The Brothers by Asko Sahlberg

19356442Fiction — Kindle edition. Translated from the Finnish by Fleur Jeremiah and Emily Jeremiah. Peirene Press, 2012. Originally published 2010. 112 pgs. Library copy.

Two brothers, Henrik and Erik, who fought on opposite sides of the war between Sweden and Russia in 1809 return to their small, family farm in the newly autonomous Grand Duchy of Finland. Both men lay claim to the mantel of “master” of the farm; both men must confront the olds wounds and animosity they carry towards one another. (Namely, that Erik married the woman Henrik had his sights on.)

As with all Peirene Press titles, Sahlberg compacts a lengthy epic into a short novella that can be read in two hours. For some titles, this compaction works well, highlighting a strong message without sacrificing characterization or intrigue. For others, the shortened length leaves me feeling distant from the characters, unable to really get to know them before the story ends.

Unfortunately, Sahlberg’s title falls into the latter category for me. Henrik and Erik felt interchangeable; without the labels identifying the speaker above each section, I likely would have misidentified the speaker as the opposite brother. Only the farmhand and the boys’ mother provided distinctive voices.

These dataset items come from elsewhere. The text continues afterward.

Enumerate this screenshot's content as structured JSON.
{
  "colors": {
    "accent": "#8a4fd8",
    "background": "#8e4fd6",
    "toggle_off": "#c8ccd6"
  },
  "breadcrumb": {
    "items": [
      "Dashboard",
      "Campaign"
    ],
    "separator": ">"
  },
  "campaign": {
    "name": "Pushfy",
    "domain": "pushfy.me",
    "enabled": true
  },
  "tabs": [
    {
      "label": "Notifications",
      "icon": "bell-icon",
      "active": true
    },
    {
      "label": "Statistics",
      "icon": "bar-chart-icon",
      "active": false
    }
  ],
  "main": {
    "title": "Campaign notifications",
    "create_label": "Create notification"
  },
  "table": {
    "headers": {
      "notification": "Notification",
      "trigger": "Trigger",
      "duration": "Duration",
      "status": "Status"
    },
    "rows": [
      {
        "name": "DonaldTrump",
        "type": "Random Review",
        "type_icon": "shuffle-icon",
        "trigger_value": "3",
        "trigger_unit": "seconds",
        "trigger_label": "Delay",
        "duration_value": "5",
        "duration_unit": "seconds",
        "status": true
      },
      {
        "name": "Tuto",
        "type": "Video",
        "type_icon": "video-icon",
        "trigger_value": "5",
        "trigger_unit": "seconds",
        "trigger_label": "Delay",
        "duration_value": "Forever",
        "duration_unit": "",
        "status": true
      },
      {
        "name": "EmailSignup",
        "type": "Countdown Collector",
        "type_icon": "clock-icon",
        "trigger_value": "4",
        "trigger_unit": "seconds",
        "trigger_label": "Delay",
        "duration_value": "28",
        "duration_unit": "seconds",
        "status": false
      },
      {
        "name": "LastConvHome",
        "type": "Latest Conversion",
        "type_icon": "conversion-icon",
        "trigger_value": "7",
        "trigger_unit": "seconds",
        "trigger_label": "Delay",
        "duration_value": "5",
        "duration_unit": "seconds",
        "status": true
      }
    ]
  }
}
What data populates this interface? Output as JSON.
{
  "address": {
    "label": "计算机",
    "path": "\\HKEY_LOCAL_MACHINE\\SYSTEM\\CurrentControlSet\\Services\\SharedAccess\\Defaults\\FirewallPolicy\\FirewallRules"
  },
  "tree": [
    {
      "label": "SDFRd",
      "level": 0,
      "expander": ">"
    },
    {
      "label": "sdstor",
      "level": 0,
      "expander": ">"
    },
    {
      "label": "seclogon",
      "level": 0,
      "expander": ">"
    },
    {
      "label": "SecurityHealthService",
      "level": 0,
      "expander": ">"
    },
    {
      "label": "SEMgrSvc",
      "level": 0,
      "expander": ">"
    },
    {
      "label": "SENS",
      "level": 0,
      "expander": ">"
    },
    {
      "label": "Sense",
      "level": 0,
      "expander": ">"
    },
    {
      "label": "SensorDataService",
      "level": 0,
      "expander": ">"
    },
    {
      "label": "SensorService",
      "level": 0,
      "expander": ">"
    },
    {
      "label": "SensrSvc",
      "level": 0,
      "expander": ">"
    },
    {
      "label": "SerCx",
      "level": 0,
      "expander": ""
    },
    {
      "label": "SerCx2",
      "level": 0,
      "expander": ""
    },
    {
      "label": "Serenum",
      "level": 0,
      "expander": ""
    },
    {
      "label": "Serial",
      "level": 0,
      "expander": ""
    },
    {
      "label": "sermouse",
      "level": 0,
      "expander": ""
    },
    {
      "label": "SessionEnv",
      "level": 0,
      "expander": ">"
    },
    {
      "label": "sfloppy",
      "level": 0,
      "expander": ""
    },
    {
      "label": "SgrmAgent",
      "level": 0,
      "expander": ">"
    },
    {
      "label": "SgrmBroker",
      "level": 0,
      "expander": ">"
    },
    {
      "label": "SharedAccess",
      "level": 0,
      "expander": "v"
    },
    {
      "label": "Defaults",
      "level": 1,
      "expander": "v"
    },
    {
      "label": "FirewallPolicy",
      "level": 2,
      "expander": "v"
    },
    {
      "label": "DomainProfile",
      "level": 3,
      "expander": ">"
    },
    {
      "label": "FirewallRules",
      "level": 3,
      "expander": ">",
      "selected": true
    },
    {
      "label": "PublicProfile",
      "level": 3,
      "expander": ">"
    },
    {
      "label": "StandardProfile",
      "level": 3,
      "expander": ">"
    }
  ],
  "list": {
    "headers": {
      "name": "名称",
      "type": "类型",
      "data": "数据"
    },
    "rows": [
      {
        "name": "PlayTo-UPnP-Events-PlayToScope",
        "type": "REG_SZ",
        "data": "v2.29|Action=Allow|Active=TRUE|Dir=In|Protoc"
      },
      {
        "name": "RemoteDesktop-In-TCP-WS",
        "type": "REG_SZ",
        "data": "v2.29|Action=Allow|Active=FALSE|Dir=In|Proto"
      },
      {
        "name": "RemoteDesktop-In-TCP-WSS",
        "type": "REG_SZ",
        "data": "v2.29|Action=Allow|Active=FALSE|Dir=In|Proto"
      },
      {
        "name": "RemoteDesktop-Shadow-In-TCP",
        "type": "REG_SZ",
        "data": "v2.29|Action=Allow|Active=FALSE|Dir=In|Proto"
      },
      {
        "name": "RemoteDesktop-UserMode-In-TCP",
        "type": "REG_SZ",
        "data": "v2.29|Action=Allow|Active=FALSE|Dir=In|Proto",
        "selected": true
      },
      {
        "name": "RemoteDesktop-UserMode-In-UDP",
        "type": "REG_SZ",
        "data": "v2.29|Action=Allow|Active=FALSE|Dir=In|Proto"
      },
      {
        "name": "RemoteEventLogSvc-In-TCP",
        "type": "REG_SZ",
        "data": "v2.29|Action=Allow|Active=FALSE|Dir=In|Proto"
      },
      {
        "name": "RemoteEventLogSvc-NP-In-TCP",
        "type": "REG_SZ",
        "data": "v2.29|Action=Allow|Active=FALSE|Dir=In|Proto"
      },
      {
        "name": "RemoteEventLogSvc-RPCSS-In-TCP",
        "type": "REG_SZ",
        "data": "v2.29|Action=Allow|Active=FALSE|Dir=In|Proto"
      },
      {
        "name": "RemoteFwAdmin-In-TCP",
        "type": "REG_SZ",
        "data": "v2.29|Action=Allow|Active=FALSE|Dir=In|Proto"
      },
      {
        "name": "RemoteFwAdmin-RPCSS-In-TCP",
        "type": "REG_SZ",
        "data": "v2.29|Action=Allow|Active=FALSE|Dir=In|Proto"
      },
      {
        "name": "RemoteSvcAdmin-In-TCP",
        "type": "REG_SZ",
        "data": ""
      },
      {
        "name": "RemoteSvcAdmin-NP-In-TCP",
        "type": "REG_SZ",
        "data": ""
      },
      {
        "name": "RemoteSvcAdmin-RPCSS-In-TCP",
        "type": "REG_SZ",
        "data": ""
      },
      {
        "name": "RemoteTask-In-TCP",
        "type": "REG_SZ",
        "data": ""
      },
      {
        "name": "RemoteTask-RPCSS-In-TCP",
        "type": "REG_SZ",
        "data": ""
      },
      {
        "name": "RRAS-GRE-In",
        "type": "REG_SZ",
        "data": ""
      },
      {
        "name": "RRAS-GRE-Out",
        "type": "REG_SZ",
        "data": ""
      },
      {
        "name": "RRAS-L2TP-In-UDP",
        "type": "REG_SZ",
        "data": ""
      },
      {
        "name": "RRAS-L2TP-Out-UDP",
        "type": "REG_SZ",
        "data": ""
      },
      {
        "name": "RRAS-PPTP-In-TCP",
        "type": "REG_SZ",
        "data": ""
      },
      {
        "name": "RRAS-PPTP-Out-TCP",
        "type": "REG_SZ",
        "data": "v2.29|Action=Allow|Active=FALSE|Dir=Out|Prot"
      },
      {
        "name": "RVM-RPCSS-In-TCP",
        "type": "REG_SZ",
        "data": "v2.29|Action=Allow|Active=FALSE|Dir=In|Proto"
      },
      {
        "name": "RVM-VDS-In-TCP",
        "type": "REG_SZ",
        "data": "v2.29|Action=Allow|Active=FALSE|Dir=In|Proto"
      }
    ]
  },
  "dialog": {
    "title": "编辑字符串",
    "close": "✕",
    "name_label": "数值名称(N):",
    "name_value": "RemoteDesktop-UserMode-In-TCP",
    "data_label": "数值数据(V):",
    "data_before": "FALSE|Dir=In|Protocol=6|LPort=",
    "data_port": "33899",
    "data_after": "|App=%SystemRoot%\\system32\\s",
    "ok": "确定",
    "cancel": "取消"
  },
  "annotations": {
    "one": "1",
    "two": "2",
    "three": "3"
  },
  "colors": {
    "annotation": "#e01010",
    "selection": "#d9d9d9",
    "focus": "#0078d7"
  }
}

And the big revelation at the end about their mother? Hmm, not as impactful as the author probably intended because the narrators’ voices lacked emotion. But it certainly explains why the publisher’s description calls this “a Shakespearean drama from icy Finland”. The setting, though, was beautiful. The descriptions of the snow and wind induced shivers as I read this over my lunch break; it was just that vivid.